The main challenge was how to create a simple, engaging, and empowering tool allowing consumers to start acting on their carbon reduction and offsetting immediately – we believe we found the magic formula and will launch it this coming spring.

The other issue with impact-driven businesses is that there are so many self-proclaimed experts who will tell you, “there’s a much better way of making the impact you want to make”. Nobody says “there’s a much better way of making the profit you want to make”, but everyone has an opinion about how to make an impact.

How do you manage the balance between driving revenue and doing good?

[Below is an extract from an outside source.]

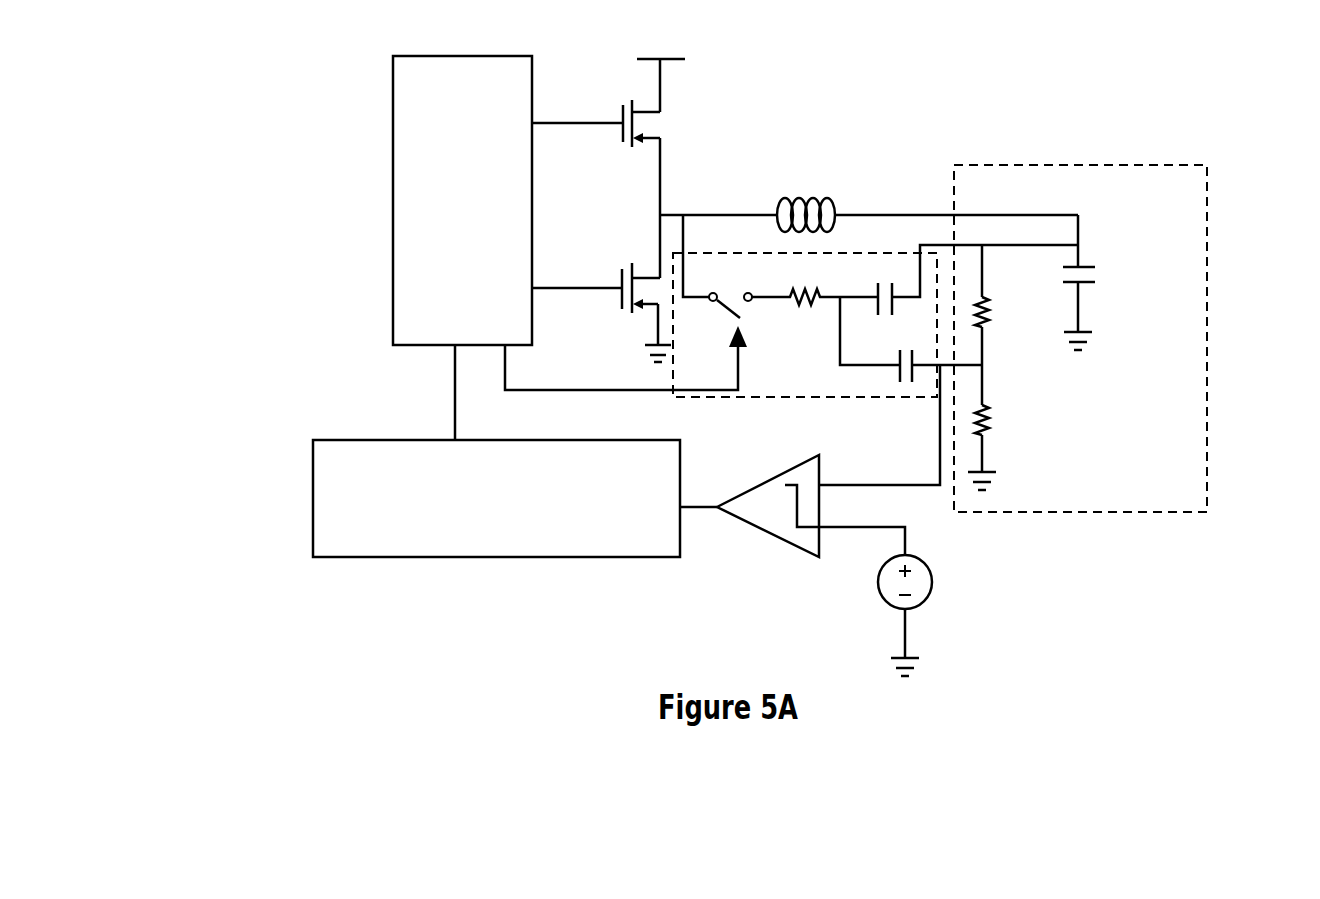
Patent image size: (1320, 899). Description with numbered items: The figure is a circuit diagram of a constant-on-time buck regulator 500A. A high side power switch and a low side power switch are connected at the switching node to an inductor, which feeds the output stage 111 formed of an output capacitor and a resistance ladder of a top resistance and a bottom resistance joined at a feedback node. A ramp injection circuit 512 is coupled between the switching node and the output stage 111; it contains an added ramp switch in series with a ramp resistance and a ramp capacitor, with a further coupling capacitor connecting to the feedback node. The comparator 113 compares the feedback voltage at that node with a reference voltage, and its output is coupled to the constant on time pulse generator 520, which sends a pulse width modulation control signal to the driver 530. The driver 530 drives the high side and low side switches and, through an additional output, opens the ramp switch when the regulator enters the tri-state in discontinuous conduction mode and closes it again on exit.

It didn’t start as a business idea. It started as a passionate personal vision to help stop climate change, and a business is simply the best structure to make that vision happen, rather than a charity or an NGO. I started Kora as I am a worried father for four amazing children and felt it is my responsibility to act for their and their generation’s well-being.

Revenue is a necessity for developing a sustainable business, and it’s not a binary choice between earning revenue and doing good. Revenue shows that people value what you do. The idea that you can only be good if you have no money and no resources is ridiculous, because it means you can’t get anything done. So you sit at home being good, how does that help the world?

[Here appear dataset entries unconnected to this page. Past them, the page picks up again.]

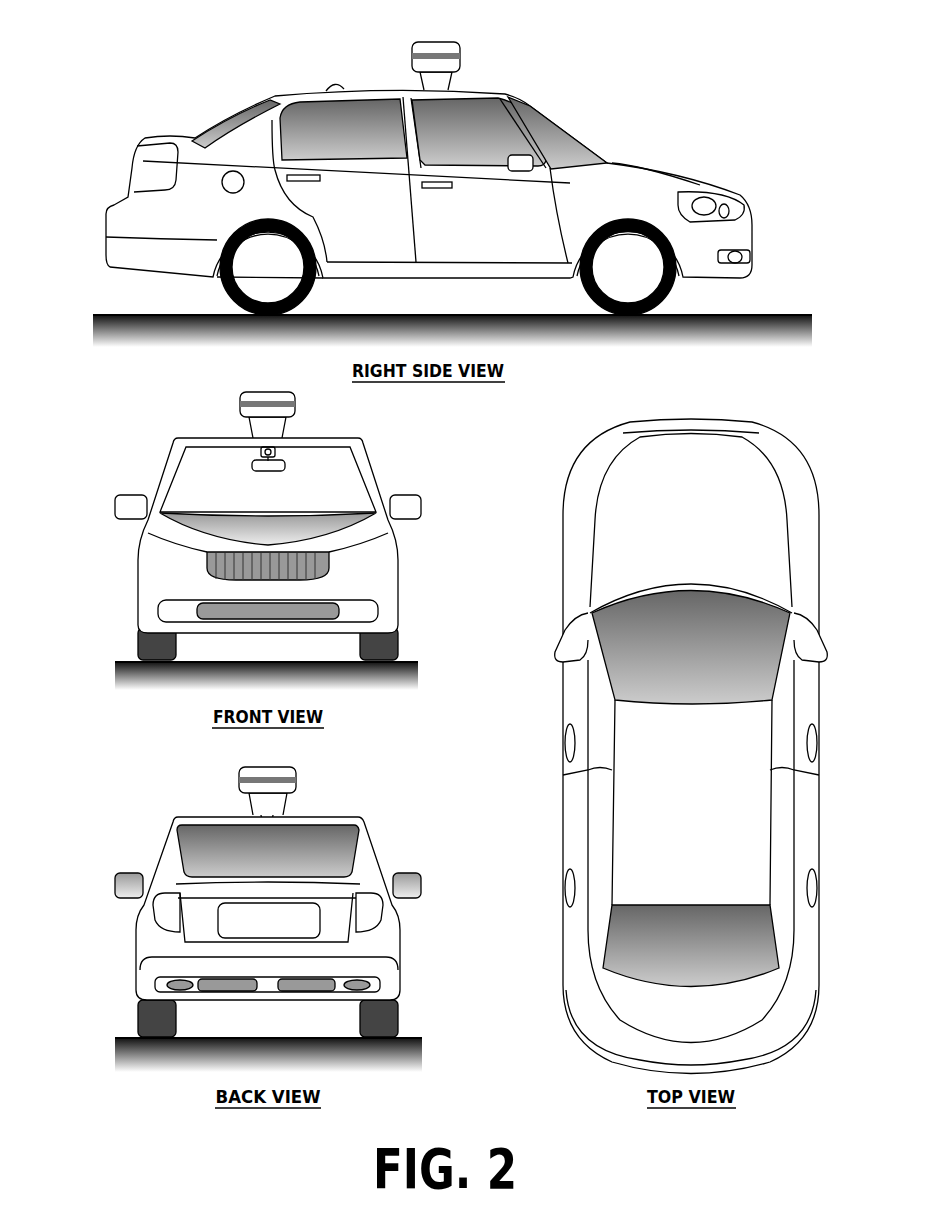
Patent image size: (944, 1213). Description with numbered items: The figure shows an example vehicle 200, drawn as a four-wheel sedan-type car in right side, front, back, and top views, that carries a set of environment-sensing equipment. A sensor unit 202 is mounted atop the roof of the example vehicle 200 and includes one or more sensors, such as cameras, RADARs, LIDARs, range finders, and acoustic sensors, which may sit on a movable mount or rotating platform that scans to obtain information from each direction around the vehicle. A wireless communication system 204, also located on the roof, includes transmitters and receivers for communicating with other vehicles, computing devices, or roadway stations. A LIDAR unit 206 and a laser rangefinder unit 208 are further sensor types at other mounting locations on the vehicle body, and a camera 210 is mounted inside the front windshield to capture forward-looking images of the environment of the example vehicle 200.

The example vehicle 200 is at (108, 132).
The sensor unit 202 is at (460, 62).
The wireless communication system 204 is at (331, 84).
The LIDAR unit 206 is at (752, 258).
The laser rangefinder unit 208 is at (745, 213).
The camera 210 is at (276, 451).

The ways that we earn our revenue is by helping people to do good things, and rewarding them for these things. There’s no conflict with doing good. We’re selling a framework for meaningful personal action that connects you to meaningful collective action, and that’s a pretty good thing to sell.

In my opinion, we can balance doing good with making a profit, and should not go into extremes as they are not sustainable.

Finally, what advice would you give to any budding social or environmental entrepreneurs out there?

Social and environmental entrepreneurs are no different than any other entrepreneurs. They need to focus on resolving real problems, developing a product/service which fits the market, and scaling it up. I assume we all heard that so many times from my experience, what makes entrepreneurs so unique are two key characteristics: 1) a burning desire to make a change; and 2) the capability to deal not only with endless difficulties and fast-changing situations but mainly the ability to cope with the fear of failure.

And, just like other entrepreneurs, social and environmental entrepreneurs need to deal with the human problems of running a team, building a group of people who are diverse and still support each other, managing egos, managing expectations and motivations. That’s the same for every entrepreneur, although it’s especially important when the people in your company come together because they believe in the vision, not just collecting a paycheck. They get very passionate, and whilst that’s a great thing, it also needs to be managed.